The variance point is a great one. I think the broader point (and even a positive lesson from the development of NPS) is that focusing on metrics other than a mean is a good thing. And often a single metric isn't enough - to your point, building a 2x2 chart of variance and mean might be a nice way for a manager to quickly identify branches that have bimodal distributions and warrant further scrutiny.

And more broadly, variance is definitely something that routinely gets ignored (outside of "statistical significance" talk) because it's hard to explain and somewhat unsatisfying to folks without a significant amount of statistics training. For whatever it's worth, I'm very familiar with this as I actually worked on a soccer project with an MLS team (with Jeff Chen) to figure out the variance component of a common soccer analytics metric.

What's particularly interesting about NPS is that people intuit that the deconstruction is of metric is important. So the popular advice I've seen (see the graphic at the top of the post) is to look at the % Promoters and % Detractors.

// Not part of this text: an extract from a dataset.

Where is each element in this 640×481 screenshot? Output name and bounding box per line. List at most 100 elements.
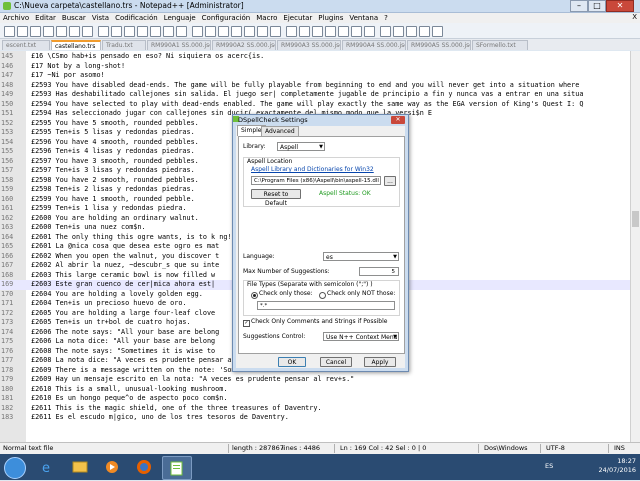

In a sense, this is an informal way of looking at the variance of the score. In fact, you could imagine a manager doing a scatter plot of these two metrics would also be really informative and maybe easier to understand.

I think the reason for this decomposition is it makes it clear to managers how to improve NPS - increase promoters or decrease detractors. And separating things out does make quite clear what lever may be more helpful to your organization. For example, if your score is low because you don't have a lot of promoters, that's advice a manager can work with. If it's low because you have both a lot of promoters and a lot of detractors that would have a different remedy.

I do think this general model of summarizing measurements, like Likert scales, to provide ways for non-stats people to better understand metrics is a valuable one. Honestly, I think the sports analytics community is probably the best at this. I'll do a post on that in the future for sure.